Nastało wolne. Podróż pociągiem minęła mi dziś wyjątkowo łagodnie, bo wagon pozbawiony był światła, dlatego też wszyscy zgodnie się posnęli. Mnie w błogim śnie przeszkadzał jedynie dopominający się o swoje żołądek. Spać, spałam, ale nie błogo.
A żeby było w temacie to nie mogę nie wspomnieć, że zdjęcia powstały prawie na dworcu, bo na schodach wiodących na PKP Powiśle. Mam słabość do wszystkich pomazanych ścian, drzewa, kwiatki i krzaki nie dla mnie. Z pomazanych ścian musiałam jedynie usunąć czyjś numer telefonu, który jakiś inteligent zostawił w wiadomym tylko dla siebie celu.
Ałtficik zwłaszcza na tym tle to mała kolorystyczna sraka (sorry,
elokwencja śpi nadal, nic lepszego mi do głowy nie przychodzi). Gdyby
ktoś troszczył się o moje cztery litery, śpieszę donieść, że zakryte są
szortami.
Czy tylko mnie naścienne dzieło z ostatniej foty przypomina goryla?tunika- cropp
narzutka- Szafa
buty- boot square
kolczyki- flo
chustka- bazar
kocham Twoja narzutkę! ;)
OdpowiedzUsuńPierwsze i drugie foto zbyt wiele się nie różnią ;) ogólnie ślicznie ;)
OdpowiedzUsuńmnie też kojarzy się z gorylem :D
OdpowiedzUsuńmm wyglądasz mega sexi :D super są te wystające skarpety/ocieplacze ;)

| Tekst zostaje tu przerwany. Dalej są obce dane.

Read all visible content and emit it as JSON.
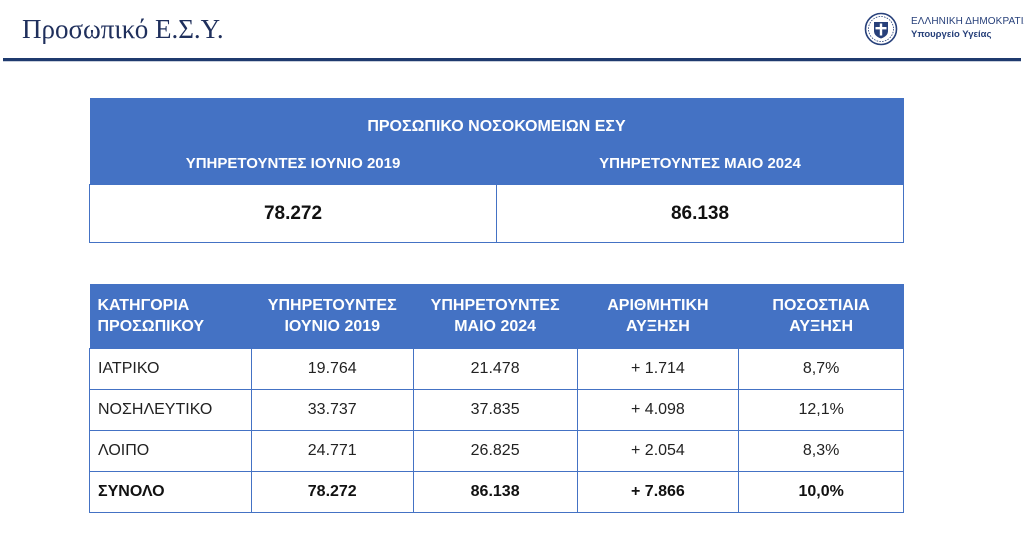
{
  "header": {
    "title": "Προσωπικό Ε.Σ.Υ.",
    "logo_line1": "ΕΛΛΗΝΙΚΗ ΔΗΜΟΚΡΑΤΙΑ",
    "logo_line2": "Υπουργείο Υγείας",
    "logo_icon": "greek-emblem-icon",
    "accent_color": "#1f3a6e"
  },
  "summary": {
    "title": "ΠΡΟΣΩΠΙΚΟ ΝΟΣΟΚΟΜΕΙΩΝ ΕΣΥ",
    "col1_label": "ΥΠΗΡΕΤΟΥΝΤΕΣ ΙΟΥΝΙΟ 2019",
    "col2_label": "ΥΠΗΡΕΤΟΥΝΤΕΣ ΜΑΙΟ 2024",
    "col1_value": "78.272",
    "col2_value": "86.138",
    "header_color": "#4472c4"
  },
  "detail": {
    "headers": [
      {
        "line1": "ΚΑΤΗΓΟΡΙΑ",
        "line2": "ΠΡΟΣΩΠΙΚΟΥ"
      },
      {
        "line1": "ΥΠΗΡΕΤΟΥΝΤΕΣ",
        "line2": "ΙΟΥΝΙΟ 2019"
      },
      {
        "line1": "ΥΠΗΡΕΤΟΥΝΤΕΣ",
        "line2": "ΜΑΙΟ 2024"
      },
      {
        "line1": "ΑΡΙΘΜΗΤΙΚΗ",
        "line2": "ΑΥΞΗΣΗ"
      },
      {
        "line1": "ΠΟΣΟΣΤΙΑΙΑ",
        "line2": "ΑΥΞΗΣΗ"
      }
    ],
    "rows": [
      [
        "ΙΑΤΡΙΚΟ",
        "19.764",
        "21.478",
        "+ 1.714",
        "8,7%"
      ],
      [
        "ΝΟΣΗΛΕΥΤΙΚΟ",
        "33.737",
        "37.835",
        "+ 4.098",
        "12,1%"
      ],
      [
        "ΛΟΙΠΟ",
        "24.771",
        "26.825",
        "+ 2.054",
        "8,3%"
      ]
    ],
    "total": [
      "ΣΥΝΟΛΟ",
      "78.272",
      "86.138",
      "+ 7.866",
      "10,0%"
    ]
  }
}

Jesteś bardzo podobna do mojej znajomej;)
OdpowiedzUsuńŚwietnie wyglądasz
Goryl, a jakże! Cudna narzutka. Uwielbiam ten kolor. A co do pomazanych ścian, to chyba jednak wolę wersję bardziej twórczą, niż tylko napisy (czasem żenująco bzdurne) i maziaje. :)
OdpowiedzUsuńpiekny kolor tego kardiganu ;)
OdpowiedzUsuńzapraszam do obserwowania mojego nowozalozonego bloga: http://elixca.blogspot.com/ ;)
ach uwielbiam zakolanówki do wysokich butów!
OdpowiedzUsuńwspaniała kolorystyka i te dodatki mmm :)
przecież to jest goryl ;) bardzo fajne to zielone :)
OdpowiedzUsuńkolorowo jak zawsze :D
OdpowiedzUsuńlusterko nie moje, pokój też, ale dziękuję!
No, niezła małpa, fakt:)) Kwiatków w tle nie, ale na chuście to lubisz, jak widać:)
OdpowiedzUsuńPrzypomina? A to nie jest goryl? O.o
OdpowiedzUsuńZnam dobrze to miejsce, chodziłam do liceum niedaleko pkp Powiśle i 2 razy dziennie miałam okazję oglądać te freski naścienne;)
Chociaż robi mi się zimno od samego patrzenia, muszę pochwalić narzutkę i zgrabne a długie nogi;)
oj nie tylko tobie. ale nosisz jeszcze kurtke na wierzch. chustę masz śliczną. pokaż bliżej ;)
OdpowiedzUsuńświetne kolory :)
OdpowiedzUsuńNo cóż by nie mówić sraka bardzo artystyczna, goryl się pojawił, lecz tylko na chwile, by chowają go jakieś napisy. Wolne czczę, jak zawsze, tak jak kolorystykę twojego ubioru :)
OdpowiedzUsuńCiekawie wyglądasz;)
OdpowiedzUsuńale świetne polączenia kolorow :) magia po prostu :D
OdpowiedzUsuńlunameansmoon.blogspot.com
Fajny blog ;) w wolnej chwili zapraszam do mnie ;)
OdpowiedzUsuńfajnie ci w tym koczku :) a i chusta ładna
OdpowiedzUsuńGoryl...na pewno :)
OdpowiedzUsuńMasz ciekawy styl :) Podoba mi się :)
całość super :) kolorowo,narzutka super :) zapraszam
OdpowiedzUsuńPodoba mi się całość w 100%! I to nie tylko na tej zasadzie, że fajnie, ale nie dla mnie. Przeciwnie - chętnie bym się tak ubrała. Kolorystyka zdjęć w ogóle cudna, świetnie dobrałaś tło:)
OdpowiedzUsuńpomysłowo ;-)
OdpowiedzUsuńświetny zestaw, kolor kardiganu jest piękny!!!